'Pedaling' a Drug-Free Message18 Mar, 2015 By: Erik Gruenwedel
Lost in the disgrace of Lance Armstrong’s 2013 admission to systemic performance-enhancing drug use was the fact German professional cycling was finally emerging from the fog of doping among its marquee riders.
Up-and-coming German sprinters Marcel Kittel and John Degenkolb spearheaded a small Dutch cycling team with a mandate to race clean. With Kittel and Degenkolb’s success, the team earned a spot in the 100th edition of the Tour de France in 2014.
Their exploits are chronicled in documentary Clean Spirit: In the Heart of the Tour from Dutch filmmaker Dirk Jan Roeleven and released on DVD March 24 by First Run Features at $24.95.
An economic power in the European Union, Germany from the mid-1990s had been a hotbed in professional cycling. Sponsors such as T-Mobile underwrote multimillion dollar budgets of UCI Pro Tour teams featuring 1997 Tour de France winner (and first German) Jan Ullrich and points champion Erik Zabel, among others.
T-Mobile’s Tour success is well-documented in Hell on Wheels, also available on DVD from First Run.
The euphoria, however, began to unravel in 2006 when Ullrich (and a teammate) was barred from competing in the Tour following speculation of blood doping. It was later disclosed that most of the T-Mobile squad, including Zabel, had doped. More suspensions ensued and T-Mobile dropped its sponsorship.
Even worse, German media — notably television networks — refused to broadcast professional cycling, citing rampant drug use.
Filmmaker Jan Roeleven’s desire to capture the rigors of competing in the Tour with a drug-free team was unexpectedly surpassed by Kittel, who won the opening stage and briefly wore the yellow jersey as race leader.

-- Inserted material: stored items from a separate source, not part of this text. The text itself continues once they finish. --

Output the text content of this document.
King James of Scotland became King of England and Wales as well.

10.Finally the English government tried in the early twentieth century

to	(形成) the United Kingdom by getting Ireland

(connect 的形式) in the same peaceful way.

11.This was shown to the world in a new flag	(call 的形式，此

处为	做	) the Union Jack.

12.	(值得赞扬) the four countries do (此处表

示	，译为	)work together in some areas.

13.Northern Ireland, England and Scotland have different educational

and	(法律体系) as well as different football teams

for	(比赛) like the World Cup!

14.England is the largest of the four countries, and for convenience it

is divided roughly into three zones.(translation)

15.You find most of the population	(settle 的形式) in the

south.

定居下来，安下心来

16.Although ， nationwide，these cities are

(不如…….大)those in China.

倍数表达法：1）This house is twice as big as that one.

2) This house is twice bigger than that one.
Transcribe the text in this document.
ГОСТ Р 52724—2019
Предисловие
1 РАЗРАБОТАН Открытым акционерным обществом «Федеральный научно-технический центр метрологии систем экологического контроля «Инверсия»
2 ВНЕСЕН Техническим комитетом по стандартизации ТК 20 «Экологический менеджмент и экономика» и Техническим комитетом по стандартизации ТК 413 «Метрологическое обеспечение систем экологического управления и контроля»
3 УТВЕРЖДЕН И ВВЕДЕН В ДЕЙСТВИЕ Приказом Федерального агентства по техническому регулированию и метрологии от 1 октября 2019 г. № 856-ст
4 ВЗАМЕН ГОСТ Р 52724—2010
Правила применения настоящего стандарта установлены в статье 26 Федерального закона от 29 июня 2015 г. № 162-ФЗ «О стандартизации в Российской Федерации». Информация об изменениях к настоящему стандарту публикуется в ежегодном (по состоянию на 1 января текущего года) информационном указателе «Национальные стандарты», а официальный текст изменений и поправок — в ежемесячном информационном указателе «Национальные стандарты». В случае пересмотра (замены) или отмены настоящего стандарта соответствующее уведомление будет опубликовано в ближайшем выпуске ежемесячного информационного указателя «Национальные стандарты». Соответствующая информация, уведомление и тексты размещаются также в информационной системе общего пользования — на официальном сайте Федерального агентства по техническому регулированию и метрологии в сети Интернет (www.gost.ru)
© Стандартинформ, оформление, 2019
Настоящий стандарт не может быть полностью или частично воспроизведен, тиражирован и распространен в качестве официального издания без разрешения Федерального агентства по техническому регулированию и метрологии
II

Kittel would go on to win three more stages, including the ceremonial Champs-Élysées last stage in Paris, which he also won in 2013.
“Kittel and Degenkold were chosen because they are friends and both are equally dedicated to fighting the image of pro cycling as a drugged, corrupt sport. They were able to tell the story in a compelling and almost philosophical way,” Jan Roeleven said via email. “And, of course, they are so talented that filming them makes for great video footage.”
Unfortunately, with that talent comes speculation the riders are doping — a stigma they admit in the doc will take years to diminish. Even Jan Roeleven says he doesn’t know how clean the sport has become — despite evidence suggesting winning times and physiological outputs by racers have fallen significantly.
“That’s a hard question to answer,” he said. “I would say no, according to the most recent investigation by the UCI (cycling’s governing body). But I think it is getting better and better.”
Indeed, in the last year or two, German media, sponsors and cycling fans have regained their enthusiasm for the sport largely because of Kittel, Degenkolb and a few other extremely talented German racers, according to First Run Features’ VP Marc Mauceri.
"There is also the feeling among fans in Germany and elsewhere that the stringent anti-doping laws, the increased testing, and even the 'look-the-other-way' culture of drug use within the peloton has changed in a very positive direction," he said.